The Perseids are here, except for the fact that the clouds are also here, and the rain is here, and you should probably be about 30,000 + feet higher than you are right now to see them. Even so, I managed to glimpse a few of the shooting stars Sunday morning.
My tomatoes are bearing. I counted at least 6 baby tomatoes on their way to becoming juicy, tasty slices to go with bacon and lettuce on whole wheat bread.
Last, but not least, are some Tulsa Master Gardener tips for August. Have fun.....

August 12th 2013 Blog

Becky Emerson Carlberg

How’s the weather for you this August?  If I did not know any better, I would say we were in May.  More rain predicted the next few days, unfortunately for the Perseid meteor shower.  I jumped the gun and went out at 4:45am on Sunday (August 10th) to search the hazy, humid sky for fast bright moving objects. 

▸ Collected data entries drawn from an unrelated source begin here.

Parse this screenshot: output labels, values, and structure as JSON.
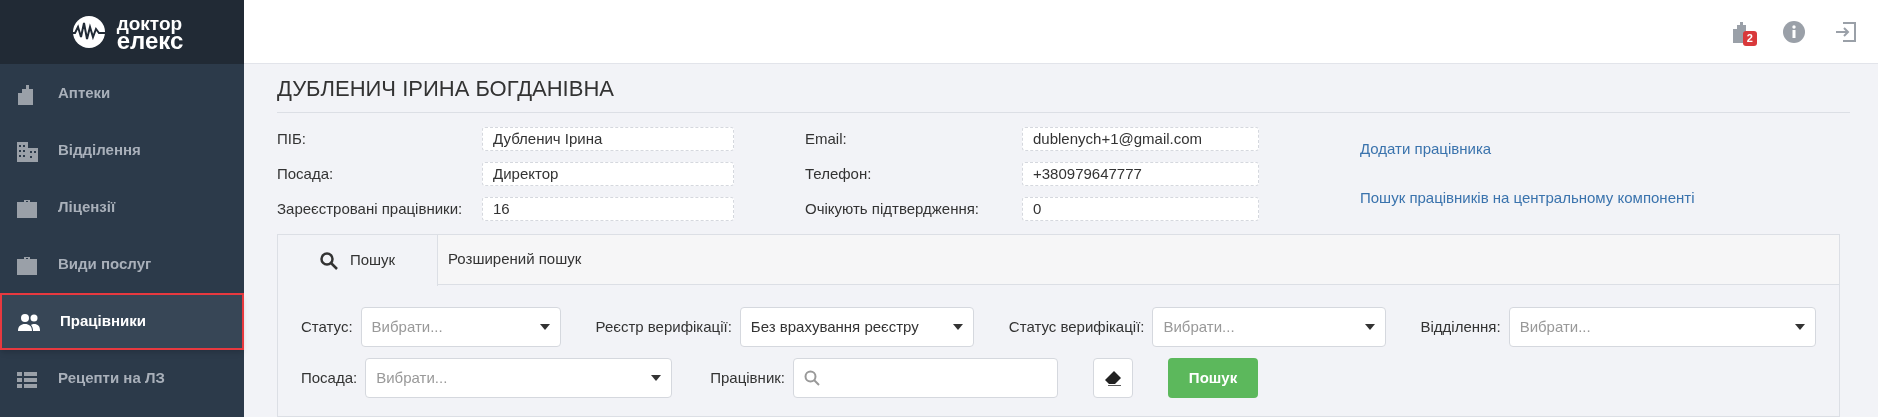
{
  "sidebar": {
    "logo": {
      "line_1": "доктор",
      "line_2": "елекс"
    },
    "items": [
      {
        "label": "Аптеки",
        "kind": "buildings",
        "selected": false
      },
      {
        "label": "Відділення",
        "kind": "office",
        "selected": false
      },
      {
        "label": "Ліцензії",
        "kind": "briefcase",
        "selected": false
      },
      {
        "label": "Види послуг",
        "kind": "briefcase",
        "selected": false
      },
      {
        "label": "Працівники",
        "kind": "users",
        "selected": true
      },
      {
        "label": "Рецепти на ЛЗ",
        "kind": "list",
        "selected": false
      }
    ]
  },
  "header": {
    "notification_badge": "2"
  },
  "title": "ДУБЛЕНИЧ ІРИНА БОГДАНІВНА",
  "details": [
    {
      "label": "ПІБ:",
      "value": "Дубленич Ірина"
    },
    {
      "label": "Посада:",
      "value": "Директор"
    },
    {
      "label": "Зареєстровані працівники:",
      "value": "16"
    },
    {
      "label": "Email:",
      "value": "dublenych+1@gmail.com"
    },
    {
      "label": "Телефон:",
      "value": "+380979647777"
    },
    {
      "label": "Очікують підтвердження:",
      "value": "0"
    }
  ],
  "links": [
    "Додати працівника",
    "Пошук працівників на центральному компоненті"
  ],
  "tabs": [
    {
      "label": "Пошук",
      "selected": true
    },
    {
      "label": "Розширений пошук",
      "selected": false
    }
  ],
  "filters": [
    [
      {
        "kind": "select",
        "label": "Статус:",
        "placeholder": "Вибрати..."
      },
      {
        "kind": "select",
        "label": "Реєстр верифікації:",
        "value": "Без врахування реєстру"
      },
      {
        "kind": "select",
        "label": "Статус верифікації:",
        "placeholder": "Вибрати..."
      },
      {
        "kind": "select",
        "label": "Відділення:",
        "placeholder": "Вибрати..."
      }
    ],
    [
      {
        "kind": "select",
        "label": "Посада:",
        "placeholder": "Вибрати..."
      },
      {
        "kind": "search",
        "label": "Працівник:"
      },
      {
        "kind": "clear"
      },
      {
        "kind": "submit",
        "label": "Пошук"
      }
    ]
  ]
}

It is rough to rise and get going (notice I did not use the word shine) at this time of the morning, but once outside, my world turned into a magical place.  I could see clouds to the west, but overhead the sky was murky with stars.  The quiet darkness enveloped me and I became aware of the texture of the road, the humid warm air that could barely stir a single leaf blade and a sweet odor that increased as I walked down the road.  The remaining Gaura growing close to the barbed wire fences, spared from the roadside mowers, was in bloom.  The delicate scent was so pleasant to experience, but I immediately knew when I came to the bridge over a small creek.  A thick, musty smell rose from the damp earth and water below. 

I crossed the bridge and began to climb the hill.  There it was, my first meteor streaking across the blackness!  It was bold and bright and noisy.  Well, the meteor was quiet, but the tree frogs in the oaks that flanked the road were chirping and singing rambunctious melodies and love songs.  Each tree had an entire chorus and I felt I was passing between fierce frog arias volleying from one side of the road to the other.  I continued my travels beyond the woods and over the hill.  As the frog cacophony grew dim, the night again became quiet.  I could hear owls hooting to each other in the distance.  Four more shooting stars were seen the next half hour.  Two were short and sweet, one was very faint, and the last appeared as a dot that increased in intensity for several seconds as it came directly toward me, but suddenly, without warning, abruptly vanished. But…..

Our side of the earth was turning to face the sun and the sky began to lighten. My stars faded from sight as daylight arrived.   It was worth the loss of sleep to see the annual celestial event.

Tomato Alert:  Finally, tomatoes are developing on my tomato plants.  Green peppers grace the pepper plants.  The okra is history.  The pocket gophers laugh underground as I stare into the raised bed that now has scarlet sage.  They do not seem to like the sage.  I half way expect to see a menu, written in gopherese, come floating to the surface requesting particular veggies for the fall.  I’ll have to work fast.

The Tulsa Master Gardeners recommend putting in your fall vegetable garden now.  Hedges and shrubs can be pruned in mid-August, but do not prune spring blooming shrubs, like azaleas.  Discontinue dead-heading roses by mid-August to help the plants become winter hardy.  Watch out for spider mites if the approaching autumn comes in dry.

Or, if your yard is like mine, keep the lawnmower gassed up and ready.  Our mower can’t believe the workout it has had through July and into August.  It has been fondly reminiscing about its long holiday last year of total relaxation with no activity month after month.  Even in “normal” years, when you think of August, you think of dog days, heat, south winds and bright blue sunny skies.  As any Oklahoman you meet will tell you, “It’s Oklahoma.  Just wait a few minutes and the weather will change”.   Was this the mantra for the tornado family that visited Oklahoma in May?